A Summit County man was sentenced last week to three years in prison by Athens County Common Pleas Judge Patrick Lang in connection with a hit-and-run incident in June 2018 that killed an Albany area man.
John Rohr, 37, pleaded guilty in late June to two third-degree felony counts of failure to stop after an accident, one first-degree misdemeanor count of operating a vehicle while intoxicated, and one second-degree misdemeanor count of vehicular manslaughter.
Rohr was indicted on similar charges last year after he drove over Tad Albano, 47, on an Athens street on June 23, 2018. Albano later died of his injuries.
During the hearing Friday, Rohr’s attorney, Mike Callahan of Akron, asked for Rohr to be placed on community-control probation, while the state requested that Rohr be sentenced to two years in prison as a result of the plea agreement Rohr took when he pleaded guilty.

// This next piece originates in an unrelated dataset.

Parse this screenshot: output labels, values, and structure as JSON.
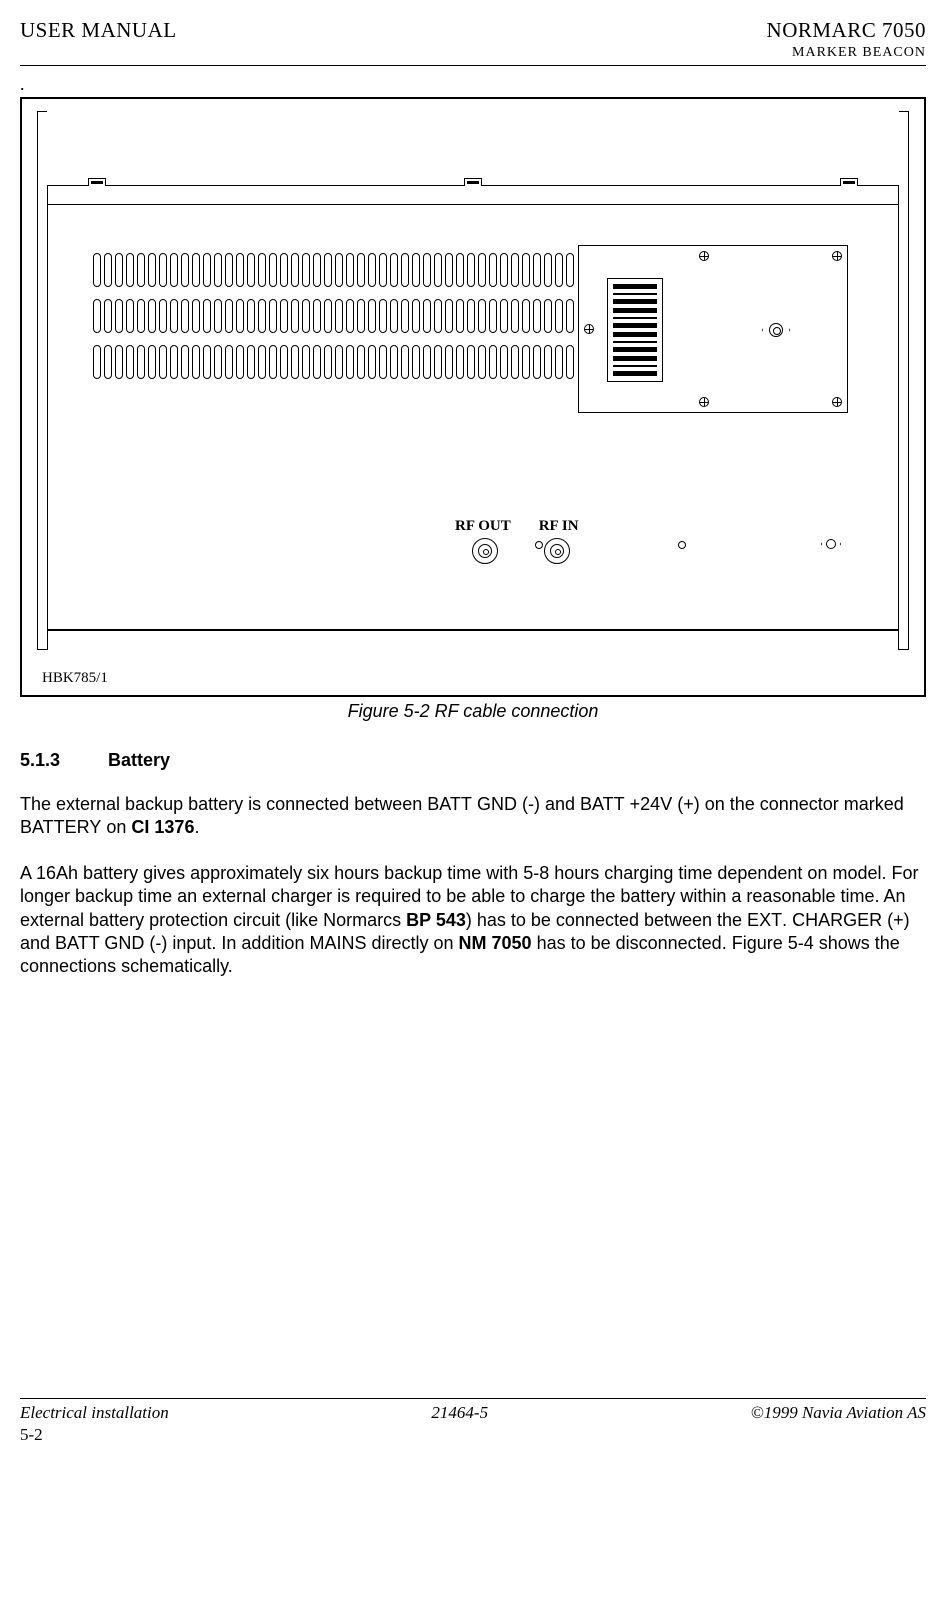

Ultimately, Judge Lang sentenced Rohr to three years in prison on a merged single third-degree felony count of failure to stop, and a total fine of $1,375 (he was also sentenced to 180 days in prison for the driving while intoxicated charge and 90 days for the vehicular manslaughter charge, but those sentences will run concurrently with the three-year sentence).
Lang handed that sentence down after multiple members of Albano’s family gave victim-impact statements during the hearing Friday, including four of his children and his wife, detailing the pain and sense of loss they felt after Albano died. Albano was a longtime youth soccer coach in the region and the owner of a gardening business.
Assistant County Prosecutor Zach Saunders, who represented the family during the case, said in a brief interview Monday that the loss of Albano had a significant impact on his family and the community at large.
“He was instrumental in teaching kids, and he was an active community member who seemed to be loved by a lot of people, so it’s deeply impacted the family but also members of the community,” Saunders said.
Rohr also gave a statement to the court during the hearing Friday wherein he apologized for the crime. His pastor, Michael Doak, also spoke, saying he believes Rohr is truly remorseful. While a pre-sentencing investigation by the court found Rohr to be remorseful, Judge Lang said during the hearing that he did not find Rohr to be adequately remorseful, leading to the three-year sentence mentioned above, Saunders explained. Saunder had said during the hearing that Rohr had turned the lights off on the pickup truck he was driving right after the incident.
Rohr during his statement said he didn’t remember the incident, and linked it to a night of heavy drinking, Saunders confirmed.